Step 1 – Group discussion for filling in the cross impact matrix
Using figure 1, the impacts of each variable on the others are assessed during an individual brainstorming and the following group discussion. This can be done in different sub-groups to limit the time necessary for discussion.
For each variable, its influence on all other variables is considered: “If the variable X changes, how big is the impact on variable Y?”. The answer is given in the form of a score between 0 (no impact) and 3 (high impact).
Time necessary for ranking the relations is a useful indicator of the knowledge shared by the participants and the leader has to keep trace of this hidden (out of the matrix) information, in order to better address the following discussions (e.g. the interpretation of the system and the choice of the representative “active” variables..).
Figure 1: Cross Impact Matrix
Step 2 – Sum up the scores
In this step, the sums are calculated for the lines (active sum) and the columns (passive sum).
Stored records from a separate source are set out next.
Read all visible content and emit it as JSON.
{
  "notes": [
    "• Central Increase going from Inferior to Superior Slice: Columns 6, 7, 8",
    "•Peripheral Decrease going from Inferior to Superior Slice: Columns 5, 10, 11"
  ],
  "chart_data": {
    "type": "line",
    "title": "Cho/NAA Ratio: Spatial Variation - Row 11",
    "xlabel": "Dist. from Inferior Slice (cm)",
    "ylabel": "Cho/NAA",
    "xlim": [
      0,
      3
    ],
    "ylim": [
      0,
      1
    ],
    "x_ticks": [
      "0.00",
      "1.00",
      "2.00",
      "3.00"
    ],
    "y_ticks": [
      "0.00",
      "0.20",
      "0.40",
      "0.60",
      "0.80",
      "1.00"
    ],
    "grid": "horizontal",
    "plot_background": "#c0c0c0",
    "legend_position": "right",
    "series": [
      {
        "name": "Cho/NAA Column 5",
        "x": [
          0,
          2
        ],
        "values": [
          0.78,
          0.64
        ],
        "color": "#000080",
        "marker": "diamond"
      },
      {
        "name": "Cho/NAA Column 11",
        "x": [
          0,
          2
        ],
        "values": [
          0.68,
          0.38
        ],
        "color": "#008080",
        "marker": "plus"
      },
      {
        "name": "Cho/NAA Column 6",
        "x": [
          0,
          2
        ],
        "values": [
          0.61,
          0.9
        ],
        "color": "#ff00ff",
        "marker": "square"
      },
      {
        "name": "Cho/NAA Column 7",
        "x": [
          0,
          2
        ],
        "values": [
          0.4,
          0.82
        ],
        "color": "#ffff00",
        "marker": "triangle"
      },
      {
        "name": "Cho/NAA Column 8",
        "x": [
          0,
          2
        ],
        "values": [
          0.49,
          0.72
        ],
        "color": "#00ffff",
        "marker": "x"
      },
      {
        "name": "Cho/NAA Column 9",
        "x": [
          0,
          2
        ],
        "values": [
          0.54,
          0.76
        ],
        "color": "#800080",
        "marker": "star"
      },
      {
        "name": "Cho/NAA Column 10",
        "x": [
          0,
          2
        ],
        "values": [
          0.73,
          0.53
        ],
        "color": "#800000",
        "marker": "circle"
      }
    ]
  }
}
The individual behaviour of the variables is represented by the values of the active-sum (AS) and the passive-sum (PS). The active sum represents the ability of an individual variable to influence all other variables in the system, whereas passive sum is a corresponding value for the reaction of the variable due to changes of other variables in the system.
Step 3 – Visualisation and Interpretation of Cross Impact Analysis (CIA)
The results are depicted in a diagram that is segmented into different zones. According to the zone they appear in, the variables show typical characteristics.
Active variables allow effective changes in the system and thus have the potential to re-stabilize it in a new state. They are of major interest for the design process of PSS (Scenario Building, Worksheet 17).
Critical variables have to be handled with caution because they have big potential for driving and changing processes, but they can easily get out of control, or destabilize the system.
Variables in the reactive zone represent important indicators but have no steering potential.
Buffers have a limited effect on the system, and the neutral zone provides variables for self-regulation but again no good candidates for steering.
The variables represented by their line and column sums are depicted in the format figure 2:
Figure 2:Variable interpretation
Results are then interpreted via a group discussion to identify the most promising candidates among the variables that are useful for scenario building (Worksheet 17).